Once registered, no direct marketer may contact that consumer for marketing purposes. Businesses found to be contacting consumers listed on the registry face enforcement action from the NCC, which has been designated as the primary regulator for direct marketing conduct under the new framework.
“Through the Opt-Out Registry, consumers will be able to block marketing communications from specific companies or the entire direct marketing industry,” the National Consumer Commission confirmed in guidance published alongside the regulations.
The regulations took immediate effect from 15 April 2026. Consumers can find registration details on the NCC’s official website.
What businesses must do to comply
Any person or business conducting direct marketing to South African consumers must now register as a direct marketer with the NCC, pay an initial registration fee of R2,574 in 2026, and renew annually at a cost of R1,930.50.
Both fees are set to rise incrementally, reaching R2,979.73 and R2,234.80 respectively by 2029. Businesses must also cleanse their marketing databases monthly against the opt-out registry to remove any newly registered consumers before the next marketing cycle.

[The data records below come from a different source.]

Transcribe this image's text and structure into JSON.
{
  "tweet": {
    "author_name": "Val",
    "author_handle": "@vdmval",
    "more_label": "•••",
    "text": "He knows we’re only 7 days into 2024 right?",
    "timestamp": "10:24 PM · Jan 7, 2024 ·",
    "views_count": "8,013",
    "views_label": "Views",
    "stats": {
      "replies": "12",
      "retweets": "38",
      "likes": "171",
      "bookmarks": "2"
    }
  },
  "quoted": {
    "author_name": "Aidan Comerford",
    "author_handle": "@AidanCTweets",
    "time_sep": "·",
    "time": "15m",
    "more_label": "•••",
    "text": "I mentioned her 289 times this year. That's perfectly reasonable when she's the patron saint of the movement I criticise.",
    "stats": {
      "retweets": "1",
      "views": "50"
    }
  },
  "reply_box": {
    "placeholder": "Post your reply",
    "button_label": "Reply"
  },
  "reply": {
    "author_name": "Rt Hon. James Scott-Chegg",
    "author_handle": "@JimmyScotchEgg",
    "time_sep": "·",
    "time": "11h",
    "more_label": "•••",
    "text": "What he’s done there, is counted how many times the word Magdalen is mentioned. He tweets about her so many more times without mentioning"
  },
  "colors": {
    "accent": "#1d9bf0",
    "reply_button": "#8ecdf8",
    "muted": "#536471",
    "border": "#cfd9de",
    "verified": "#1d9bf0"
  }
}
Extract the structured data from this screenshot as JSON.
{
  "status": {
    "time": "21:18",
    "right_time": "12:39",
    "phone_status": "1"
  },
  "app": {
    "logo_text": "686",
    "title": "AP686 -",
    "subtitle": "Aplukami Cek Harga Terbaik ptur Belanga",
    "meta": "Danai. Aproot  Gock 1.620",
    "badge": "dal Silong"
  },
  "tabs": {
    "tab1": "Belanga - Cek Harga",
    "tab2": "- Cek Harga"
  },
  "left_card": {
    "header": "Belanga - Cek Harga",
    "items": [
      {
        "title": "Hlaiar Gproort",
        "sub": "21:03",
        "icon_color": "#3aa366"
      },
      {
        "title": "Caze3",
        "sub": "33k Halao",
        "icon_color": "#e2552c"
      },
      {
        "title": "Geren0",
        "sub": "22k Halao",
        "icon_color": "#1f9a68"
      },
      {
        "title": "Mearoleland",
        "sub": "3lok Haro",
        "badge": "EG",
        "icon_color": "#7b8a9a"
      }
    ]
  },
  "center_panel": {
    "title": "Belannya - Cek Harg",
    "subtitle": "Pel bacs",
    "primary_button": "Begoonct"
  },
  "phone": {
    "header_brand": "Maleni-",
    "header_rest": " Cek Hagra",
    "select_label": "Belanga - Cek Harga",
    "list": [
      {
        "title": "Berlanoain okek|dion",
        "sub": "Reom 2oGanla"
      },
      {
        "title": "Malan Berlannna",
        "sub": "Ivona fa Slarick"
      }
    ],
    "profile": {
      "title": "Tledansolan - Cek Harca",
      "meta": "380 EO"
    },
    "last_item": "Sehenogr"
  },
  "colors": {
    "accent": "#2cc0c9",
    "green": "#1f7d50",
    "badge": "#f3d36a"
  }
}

Non-compliance with the cleansing requirement, or contacting a registered consumer, constitutes a violation of the Consumer Protection Act and can result in fines, business suspension, or criminal referral.

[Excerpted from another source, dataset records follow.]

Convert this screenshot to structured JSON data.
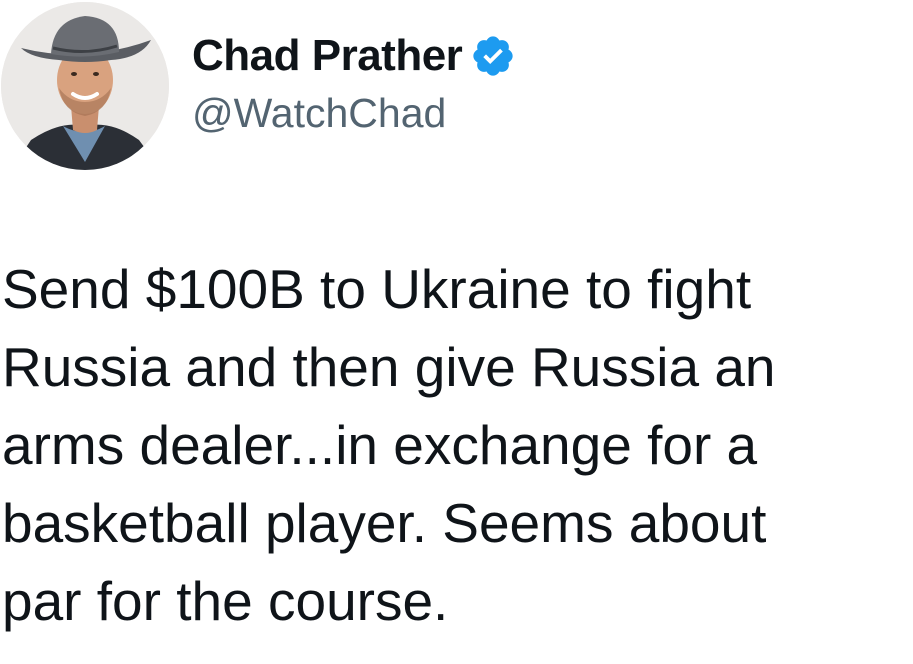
{
  "author": {
    "display_name": "Chad Prather",
    "handle": "@WatchChad",
    "verified": true,
    "verified_icon": "verified-badge-icon",
    "verified_color": "#1d9bf0"
  },
  "tweet": {
    "lines": [
      "Send $100B to Ukraine to fight",
      "Russia and then give Russia an",
      "arms dealer...in exchange for a",
      "basketball player. Seems about",
      "par for the course."
    ]
  }
}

The new regulations sit alongside, but do not replace, existing POPIA restrictions on electronic direct marketing to non-customers without prior consent. Businesses now face overlapping obligations under two regulatory frameworks administered by two different regulators.
“Businesses engaged in direct marketing will now face overlapping compliance obligations under both pieces of legislation, administered by different regulators,” Werksmans Attorneys noted in a published analysis of the new framework, describing the dual regime as a significant compliance challenge for the industry.
What this means for South African consumers in practice
For ordinary South Africans, the practical effect is straightforward: there is now a lawful mechanism to permanently opt out of the nuisance sales calls that have proliferated in recent years.
Unlike complaints-based enforcement, the opt-out registry is proactive, meaning consumers do not need to wait until they receive an unwanted call before seeking relief.
Consumer rights advocates have welcomed the regulations as long overdue.